The approved tariff revisions also remove the requirement that scheduling coordinators submit reference level adjustment requests (RLCR) to raise their default energy bids (DEBs) above $1,000/MWh when their DEBs would, by their own calculations, rise above $1,000/MWh.

The proposal is the result of work by CAISO’s Price Formation Enhancements Working Group and the Storage Bid Cost Recovery and Default Energy Bids initiative. It revises the process under FERC Order 831 by which the ISO verifies a unit’s cost-based offers in the energy market. (See CAISO Moves for Expedited Change to Soft Offer Cap.)

Issued in 2016, Order 831 set a “soft” cap on energy bids of $1,000 that could be exceeded, up to a “hard” cap of $2,000, to reflect a resource’s verifiable costs. Each grid operator was required to propose a process for verifying offers over the soft cap.

CAISO, however, found that the new paradigm, approved in 2020, inhibited storage and hydroelectric resources, two types vital to maintaining adequate supply during the summer.

“For resources that operate based on finite resources like reservoir levels or state-of-charge, supplying energy earlier in the day often means that they cannot supply energy later at the time of higher demand,” FERC said in its order. “CAISO states that this is a significant concern because if these resources are depleted earlier in the day, CAISO must depend on a more limited pool of resources to meet its later net peak demand.”

Removing the RLCR restriction will enable cost-justified bidding, promoting more efficient dispatch on constrained days, FERC said. “The artificial restriction to cap DEBs at $1,000/MWh is unnecessary and counterproductive to using DEBs for cost-verification.”

CAISO’s Department of Market Monitoring agreed, having argued that requiring scheduling coordinators to submit RLCRs is unnecessary because the formulas used to calculate DEBs are well established and reflect the marginal cost of a resource. The department also agreed the cap should be removed for energy-limited resources because of the technical limitations they face. Portland General Electric and the California Energy Storage Alliance also supported the proposal.

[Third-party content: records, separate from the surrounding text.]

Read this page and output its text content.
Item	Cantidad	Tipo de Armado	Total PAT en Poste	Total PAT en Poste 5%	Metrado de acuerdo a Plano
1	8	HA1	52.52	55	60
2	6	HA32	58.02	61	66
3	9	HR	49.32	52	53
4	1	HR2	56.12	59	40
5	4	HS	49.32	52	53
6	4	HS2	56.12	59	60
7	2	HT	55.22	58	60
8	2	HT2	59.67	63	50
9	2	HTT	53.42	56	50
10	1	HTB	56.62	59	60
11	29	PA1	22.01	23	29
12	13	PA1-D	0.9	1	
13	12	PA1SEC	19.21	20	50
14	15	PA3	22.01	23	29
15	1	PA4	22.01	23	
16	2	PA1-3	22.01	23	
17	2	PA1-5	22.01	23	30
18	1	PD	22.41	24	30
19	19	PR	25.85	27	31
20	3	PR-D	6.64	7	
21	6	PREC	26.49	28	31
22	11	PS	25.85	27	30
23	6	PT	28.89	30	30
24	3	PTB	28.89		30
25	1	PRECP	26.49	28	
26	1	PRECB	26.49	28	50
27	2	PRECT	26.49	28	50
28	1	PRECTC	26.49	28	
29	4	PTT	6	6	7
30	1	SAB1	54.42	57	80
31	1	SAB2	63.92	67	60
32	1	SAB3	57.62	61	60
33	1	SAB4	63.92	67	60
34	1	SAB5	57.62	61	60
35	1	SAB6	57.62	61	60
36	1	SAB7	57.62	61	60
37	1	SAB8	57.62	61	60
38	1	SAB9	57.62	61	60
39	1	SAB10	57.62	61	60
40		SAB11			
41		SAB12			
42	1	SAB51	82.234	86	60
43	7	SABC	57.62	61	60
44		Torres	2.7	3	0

While the DMM generally supported the tariff revisions, it also said the proposed changes should not apply to the entire day because a static bid cap cannot target specific hours when intraday opportunity costs are most likely to exceed $1,000/MWh.

The California Public Utilities Commission also argued that the proposed changes are not targeted enough to address the intraday opportunity costs of hydro resources. Lifting the cap in the day-ahead market is not necessary because the market is already able to optimize resource schedules, it said.

“DMM and CPUC assert that the bid cap proposed by CAISO would allow energy storage resources to bid substantially in excess of their intraday opportunity costs during high priced hours when the system is tight and the opportunity cost is known to approach zero,” FERC summarized.

The department also raised concerns about the tariff revisions’ potential to exacerbate existing flaws in bid cost recovery, an issue being addressed in the ISO’s bid cost recovery initiative. (See CAISO Kicks Off Storage Bid Cost Recovery Stakeholder Initiative.)

The CPUC also argued that the hydro DEB formula was not designed for above-cap bidding and therefore does not result in values that satisfy Order 831 cost justification requirements.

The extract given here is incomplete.